Namun, pembahasan kali ini menekankan perlunya kehati-hatian agar tidak muncul potensi penyalahgunaan.
“Di dalam Raperda ini, pengumpulan uang dan barang memang akan diatur kembali. Tapi pansus memandang hal ini sangat sensitif, sehingga perlu pembahasan yang mendalam agar tidak menimbulkan masalah di kemudian hari,” ujar Christian.
Ia menegaskan, pemerintah bersama DPRD harus berhati-hati agar regulasi tersebut tidak menjadi celah bagi praktik pungutan liar (pungli) atau pengumpulan dana yang tidak transparan.

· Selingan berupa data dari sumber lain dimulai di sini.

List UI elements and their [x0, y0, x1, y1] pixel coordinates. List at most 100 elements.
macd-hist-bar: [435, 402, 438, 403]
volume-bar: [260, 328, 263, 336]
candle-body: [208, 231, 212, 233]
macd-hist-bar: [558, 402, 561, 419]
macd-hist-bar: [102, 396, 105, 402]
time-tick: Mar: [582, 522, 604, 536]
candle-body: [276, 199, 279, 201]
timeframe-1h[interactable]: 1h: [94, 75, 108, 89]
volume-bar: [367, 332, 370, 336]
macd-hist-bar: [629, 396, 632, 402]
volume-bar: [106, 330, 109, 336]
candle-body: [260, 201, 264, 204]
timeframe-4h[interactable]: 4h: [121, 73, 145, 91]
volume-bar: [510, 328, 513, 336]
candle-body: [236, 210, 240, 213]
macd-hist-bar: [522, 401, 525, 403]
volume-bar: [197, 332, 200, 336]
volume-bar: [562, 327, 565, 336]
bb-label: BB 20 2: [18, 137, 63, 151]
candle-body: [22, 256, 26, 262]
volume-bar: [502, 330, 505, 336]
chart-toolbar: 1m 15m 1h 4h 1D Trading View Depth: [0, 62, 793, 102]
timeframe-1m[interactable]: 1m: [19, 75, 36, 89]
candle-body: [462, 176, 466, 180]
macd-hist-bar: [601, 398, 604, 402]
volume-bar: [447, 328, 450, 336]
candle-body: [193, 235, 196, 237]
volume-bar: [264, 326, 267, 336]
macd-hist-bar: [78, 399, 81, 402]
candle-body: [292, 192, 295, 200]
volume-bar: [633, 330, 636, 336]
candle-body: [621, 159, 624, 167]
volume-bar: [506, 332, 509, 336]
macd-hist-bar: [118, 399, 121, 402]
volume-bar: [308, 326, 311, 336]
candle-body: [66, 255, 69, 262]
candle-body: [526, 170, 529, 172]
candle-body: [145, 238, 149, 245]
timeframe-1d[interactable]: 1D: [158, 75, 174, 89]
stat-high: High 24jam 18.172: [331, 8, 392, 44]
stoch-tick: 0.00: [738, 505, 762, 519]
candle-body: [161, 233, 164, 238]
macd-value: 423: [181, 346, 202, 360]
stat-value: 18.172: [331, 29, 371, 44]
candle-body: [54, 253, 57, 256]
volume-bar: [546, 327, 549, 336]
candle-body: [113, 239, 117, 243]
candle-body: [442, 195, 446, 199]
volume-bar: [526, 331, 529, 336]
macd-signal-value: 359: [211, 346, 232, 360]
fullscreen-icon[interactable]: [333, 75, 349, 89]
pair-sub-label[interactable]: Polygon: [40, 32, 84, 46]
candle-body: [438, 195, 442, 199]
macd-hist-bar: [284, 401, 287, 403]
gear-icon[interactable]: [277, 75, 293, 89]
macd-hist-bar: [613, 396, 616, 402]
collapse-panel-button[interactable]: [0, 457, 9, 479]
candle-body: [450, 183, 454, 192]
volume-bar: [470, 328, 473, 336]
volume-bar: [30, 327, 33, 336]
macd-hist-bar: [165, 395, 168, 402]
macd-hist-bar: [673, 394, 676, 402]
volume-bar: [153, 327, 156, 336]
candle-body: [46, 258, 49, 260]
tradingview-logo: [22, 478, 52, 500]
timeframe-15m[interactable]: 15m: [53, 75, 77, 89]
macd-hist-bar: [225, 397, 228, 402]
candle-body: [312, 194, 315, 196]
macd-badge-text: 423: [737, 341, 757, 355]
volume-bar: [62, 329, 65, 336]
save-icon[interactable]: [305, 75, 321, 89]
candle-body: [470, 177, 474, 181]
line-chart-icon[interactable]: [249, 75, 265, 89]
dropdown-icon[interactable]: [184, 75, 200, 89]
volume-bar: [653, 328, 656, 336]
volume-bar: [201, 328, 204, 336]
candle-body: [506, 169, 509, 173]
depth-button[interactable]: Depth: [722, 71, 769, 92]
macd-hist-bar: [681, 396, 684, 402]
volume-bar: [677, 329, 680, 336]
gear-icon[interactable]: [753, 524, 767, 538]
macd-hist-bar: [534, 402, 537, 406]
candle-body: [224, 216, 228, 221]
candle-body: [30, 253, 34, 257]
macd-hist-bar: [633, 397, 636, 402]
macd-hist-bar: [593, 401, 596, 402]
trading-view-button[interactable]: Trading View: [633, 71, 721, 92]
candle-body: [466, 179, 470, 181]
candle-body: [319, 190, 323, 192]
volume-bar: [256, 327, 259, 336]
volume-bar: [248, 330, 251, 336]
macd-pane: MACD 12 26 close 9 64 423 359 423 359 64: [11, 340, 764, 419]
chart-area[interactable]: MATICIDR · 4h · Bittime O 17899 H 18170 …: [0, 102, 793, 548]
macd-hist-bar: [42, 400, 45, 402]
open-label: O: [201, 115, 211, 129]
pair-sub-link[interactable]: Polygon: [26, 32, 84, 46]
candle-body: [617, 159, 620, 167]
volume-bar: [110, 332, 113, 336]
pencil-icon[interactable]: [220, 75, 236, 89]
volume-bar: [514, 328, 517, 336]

“Kita ingin tetap memberikan izin bagi lembaga yang mengumpulkan donasi, tetapi harus dalam koridor dan kriteria yang jelas agar ada transparansi serta akuntabilitas,” tambah politisi Partai Solidaritas Indonesia (PSI) itu.
Christian menyebut, pembahasan terkait lembaga mana saja yang berhak mengumpulkan donasi masih berlangsung.
“Akan ada aturan mengenai siapa yang boleh menghimpun uang dan barang, kriteria lembaganya, serta tata cara pelaporan. Dengan begitu, masyarakat bisa lebih tenang dan percaya saat menyalurkan bantuan,” jelasnya.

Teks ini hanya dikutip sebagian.